Furthermore, in order to show variations over time, we further calculated the differences in the second strain rate invariant and dilation rate fields (Figure 3 and Figure 4). Although there was no continuous and stable spatial change over time, the zones with a high strain rate were mainly distributed along the boundary faults of the Sichuan–Yunnan rhomboid block. There are many zones with increasing second strain rate invariants, such as the northern and southern segments of XSHF, the Mabian Fault and Daliangshan Fault zones to the east of ANHF, zones along ZMHF and XJF, and the southern segment of RRF, suggesting higher seismic risk in these zones. This was evidenced by the 2014 Mw 6.2 Ludian earthquake and the Mw 6.2 Jinggu earthquake, which occurred in the east of ANHF and the vicinity of the southern segment of RRF [40]. Within the Sichuan–Yunnan rhomboid block, its northern part experienced the intensifying extensional strain over time, whereas the XSHF-ANHF-LMSF junction zone experienced increasing compressional strain, suggesting a high seismic risk in the southern segment of XSHF.

5. Conclusions

In this paper, constrained by GPS velocity fields covering several periods over nearly 20 years, we employed an improved least squares collocation method to successfully calculate the strain rate field and its spatiotemporal variations in the Sichuan–Yunnan region.

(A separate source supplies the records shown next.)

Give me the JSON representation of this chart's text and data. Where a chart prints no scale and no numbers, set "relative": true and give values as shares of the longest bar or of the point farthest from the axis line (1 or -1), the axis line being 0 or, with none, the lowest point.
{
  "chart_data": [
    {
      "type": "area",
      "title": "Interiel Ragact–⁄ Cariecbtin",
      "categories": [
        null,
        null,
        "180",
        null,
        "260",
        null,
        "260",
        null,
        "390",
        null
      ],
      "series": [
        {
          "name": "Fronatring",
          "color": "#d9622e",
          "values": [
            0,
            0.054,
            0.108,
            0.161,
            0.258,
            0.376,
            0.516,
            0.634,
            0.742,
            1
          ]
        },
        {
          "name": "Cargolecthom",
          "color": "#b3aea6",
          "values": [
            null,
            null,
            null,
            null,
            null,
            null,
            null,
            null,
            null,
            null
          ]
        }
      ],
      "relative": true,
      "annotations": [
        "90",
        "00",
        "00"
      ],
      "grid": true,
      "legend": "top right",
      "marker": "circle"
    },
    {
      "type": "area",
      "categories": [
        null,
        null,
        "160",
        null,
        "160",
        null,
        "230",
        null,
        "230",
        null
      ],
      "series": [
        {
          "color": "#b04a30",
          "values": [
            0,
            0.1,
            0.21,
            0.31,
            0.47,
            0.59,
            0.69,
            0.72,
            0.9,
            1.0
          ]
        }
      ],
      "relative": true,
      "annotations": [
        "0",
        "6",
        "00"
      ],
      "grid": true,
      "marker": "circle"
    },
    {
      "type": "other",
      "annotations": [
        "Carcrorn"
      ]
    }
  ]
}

We thoroughly discussed and assessed the impact of non-tectonic deformation on the calculated strain rate field. Changes in station spacing will significantly impact the strain rate field, whereas other non-tectonic factors also contribute to the results to a certain extent. This underscores the importance of considering the influence of non-tectonic deformation when calculating and analyzing the strain rate field from the GPS velocity field.

The Sichuan–Yunnan region is undergoing widespread strain accumulation. The significant second strain rate invariant mainly concentrates at the boundary faults of the Sichuan–Yunnan rhomboid block. Its eastern boundary, XSHF-ANHF-ZMHF-XJF, demarcates the extensional and compressional strain zones. Among these boundary faults, the northern and southern segments of XSHF, ANHF and its eastern adjacent faults, and XJF, exhibit relatively higher seismic risk due to intensifying strain.